Un lourd silence régnait dans l’entrée. Slava ferma bruyamment la porte coulissante du vestiaire en accrochant la veste de son frère.
« Eh bien, venez à la cuisine. Je fais chauffer l’eau. »
Ils s’assirent autour d’une grande table en verre. Rita apporta trois tasses et versa le thé. Ses gestes étaient mécaniques et précis. Slava s’assit en face d’Anton, faisant tourner son téléphone dans ses mains. Il avait nettement pris de l’épaule, et son visage avait la mine saine de quelqu’un habitué à commander.
« Alors… comment c’était là-bas ? » demanda Slava, en évitant soigneusement le regard de son frère.
« Ça va », répondit Anton. Il prit sa tasse, l’entourant instinctivement de ses deux mains pour se réchauffer les paumes. « On survit. »
« Je vais te transférer de l’argent sur ta carte pour les premiers mois », finit par le regarder Slava. Son regard était professionnel, évaluateur. « Trouver du travail, c’est difficile maintenant, surtout avec ton… passé. Mais je connais quelqu’un dans un entrepôt d’appareils ménagers. Il peut t’embaucher comme magasinier. Le salaire n’est pas élevé, mais c’est régulier. Tu pourras louer une chambre. »
Anton prit une gorgée. Le thé était trop chaud.
Cinq ans plus tôt, ils étaient assis dans une autre cuisine, dans l’ancien appartement de leurs parents de l’époque Khrouchtchev. Slava terminait alors ses études de droit et avait une excellente opportunité d’emploi en vue. Ce soir-là, Slava avait emprunté la voiture d’Anton pour sortir de la ville. Il était revenu avant l’aube, sobre à force d’une terreur animale.
Il avait renversé un piéton sur le bord de la route.
« Anton, je suis foutu », avait murmuré Slava en se tenant la tête entre les mains. « Tu comprends, j’avais bu.
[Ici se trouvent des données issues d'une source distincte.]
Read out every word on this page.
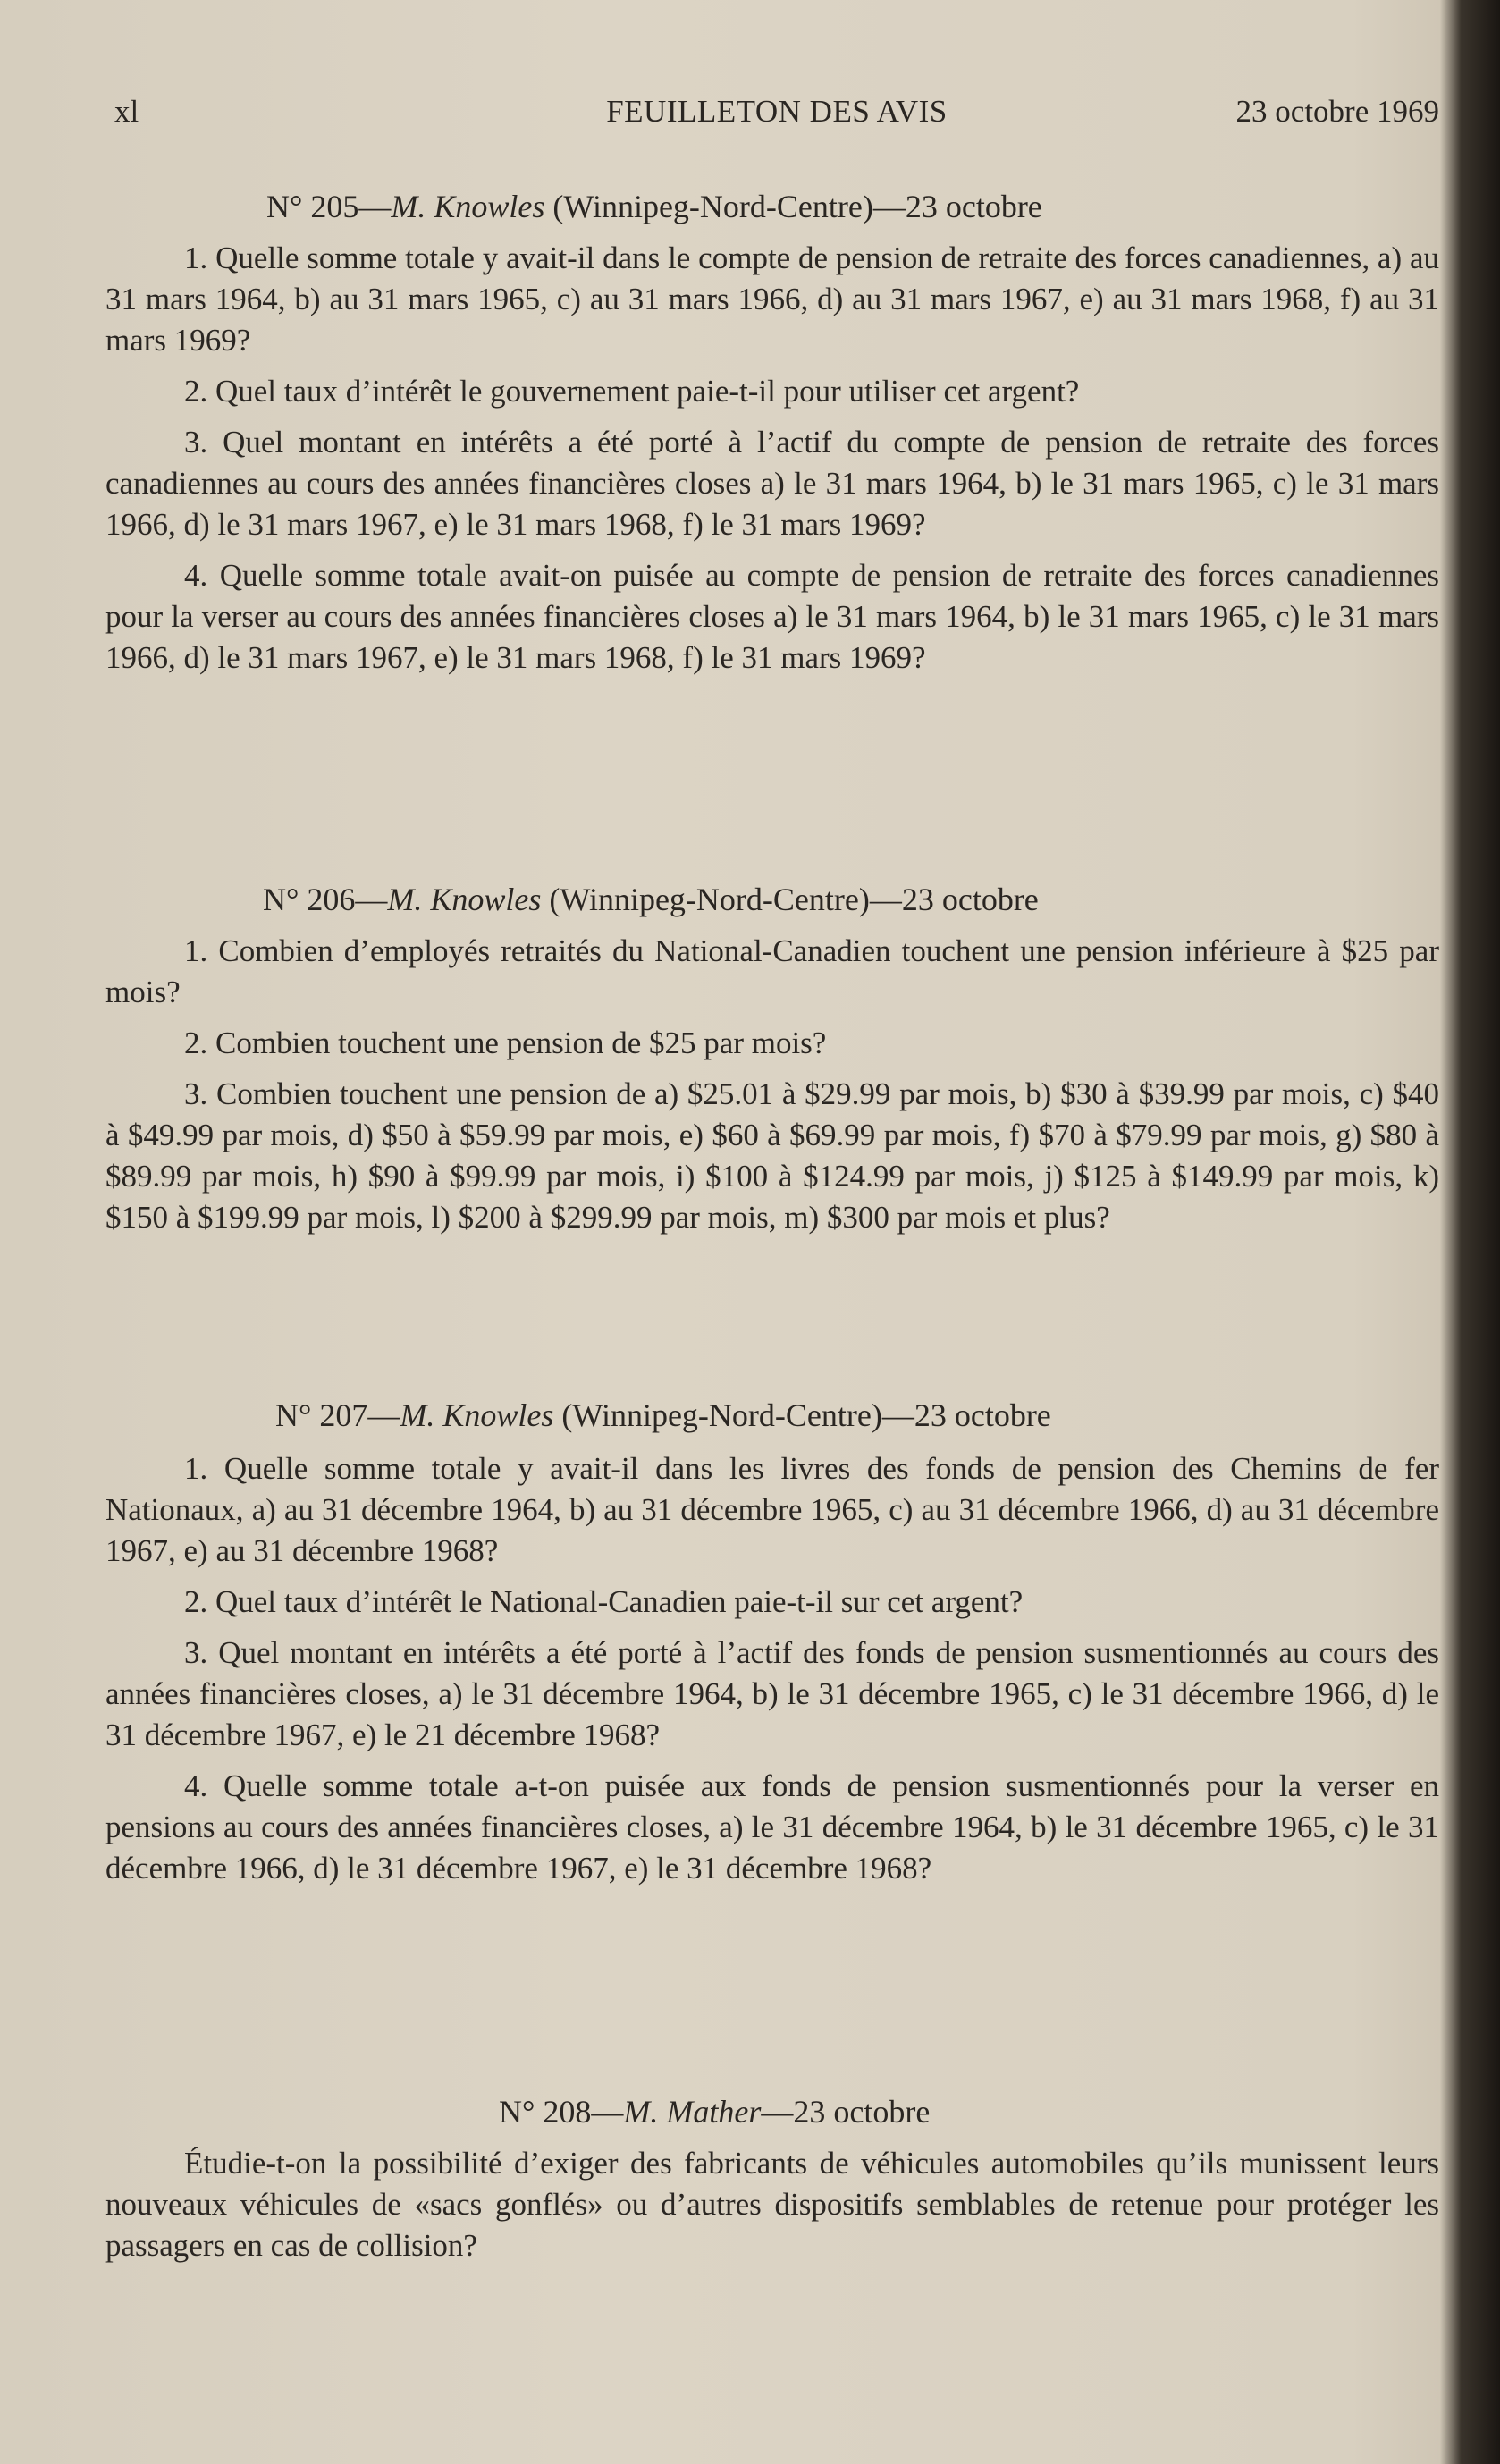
xl	FEUILLETON DES AVIS	23 octobre 1969
N° 205—M. Knowles (Winnipeg-Nord-Centre)—23 octobre

1. Quelle somme totale y avait-il dans le compte de pension de retraite des forces canadiennes, a) au 31 mars 1964, b) au 31 mars 1965, c) au 31 mars 1966, d) au 31 mars 1967, e) au 31 mars 1968, f) au 31 mars 1969?

2. Quel taux d’intérêt le gouvernement paie-t-il pour utiliser cet argent?

3. Quel montant en intérêts a été porté à l’actif du compte de pension de retraite des forces canadiennes au cours des années financières closes a) le 31 mars 1964, b) le 31 mars 1965, c) le 31 mars 1966, d) le 31 mars 1967, e) le 31 mars 1968, f) le 31 mars 1969?

4. Quelle somme totale avait-on puisée au compte de pension de retraite des forces canadiennes pour la verser au cours des années financières closes a) le 31 mars 1964, b) le 31 mars 1965, c) le 31 mars 1966, d) le 31 mars 1967, e) le 31 mars 1968, f) le 31 mars 1969?

N° 206—M. Knowles (Winnipeg-Nord-Centre)—23 octobre

1. Combien d’employés retraités du National-Canadien touchent une pension inférieure à $25 par mois?

2. Combien touchent une pension de $25 par mois?

3. Combien touchent une pension de a) $25.01 à $29.99 par mois, b) $30 à $39.99 par mois, c) $40 à $49.99 par mois, d) $50 à $59.99 par mois, e) $60 à $69.99 par mois, f) $70 à $79.99 par mois, g) $80 à $89.99 par mois, h) $90 à $99.99 par mois, i) $100 à $124.99 par mois, j) $125 à $149.99 par mois, k) $150 à $199.99 par mois, l) $200 à $299.99 par mois, m) $300 par mois et plus?

N° 207—M. Knowles (Winnipeg-Nord-Centre)—23 octobre

1. Quelle somme totale y avait-il dans les livres des fonds de pension des Chemins de fer Nationaux, a) au 31 décembre 1964, b) au 31 décembre 1965, c) au 31 décembre 1966, d) au 31 décembre 1967, e) au 31 décembre 1968?

2. Quel taux d’intérêt le National-Canadien paie-t-il sur cet argent?

3. Quel montant en intérêts a été porté à l’actif des fonds de pension susmentionnés au cours des années financières closes, a) le 31 décembre 1964, b) le 31 décembre 1965, c) le 31 décembre 1966, d) le 31 décembre 1967, e) le 21 décembre 1968?

4. Quelle somme totale a-t-on puisée aux fonds de pension susmentionnés pour la verser en pensions au cours des années financières closes, a) le 31 décembre 1964, b) le 31 décembre 1965, c) le 31 décembre 1966, d) le 31 décembre 1967, e) le 31 décembre 1968?

N° 208—M. Mather—23 octobre

Étudie-t-on la possibilité d’exiger des fabricants de véhicules automobiles qu’ils munissent leurs nouveaux véhicules de «sacs gonflés» ou d’autres dispositifs semblables de retenue pour protéger les passagers en cas de collision?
Ils vont vraiment me mettre en prison. Tout sera fini. Ma carrière, ma vie. »
Et Anton, le frère aîné qui avait l’habitude de tirer son cadet d’affaire depuis l’enfance, prit la faute sur lui.
L’avocat que Slava trouva rapidement assura que si Anton témoignait comme il fallait, compte tenu de son casier vierge et de la mauvaise visibilité sur la route, il aurait une peine avec sursis.
Le juge lui donna cinq ans.
Il s’est avéré que la victime était liée à un responsable local. L’affaire a servi d’exemple.
« Papa, qui c’est ? » Un garçon d’environ trois ans jeta un coup d’œil depuis le couloir. Il avait les cheveux châtain clair et un plissement des yeux étrangement familier.
Rita se leva rapidement, s’approcha de son fils et posa ses mains sur ses épaules comme pour le protéger.
« C’est l’oncle Anton, Egor. Va dans ta chambre jouer. Papa et moi, nous parlons. »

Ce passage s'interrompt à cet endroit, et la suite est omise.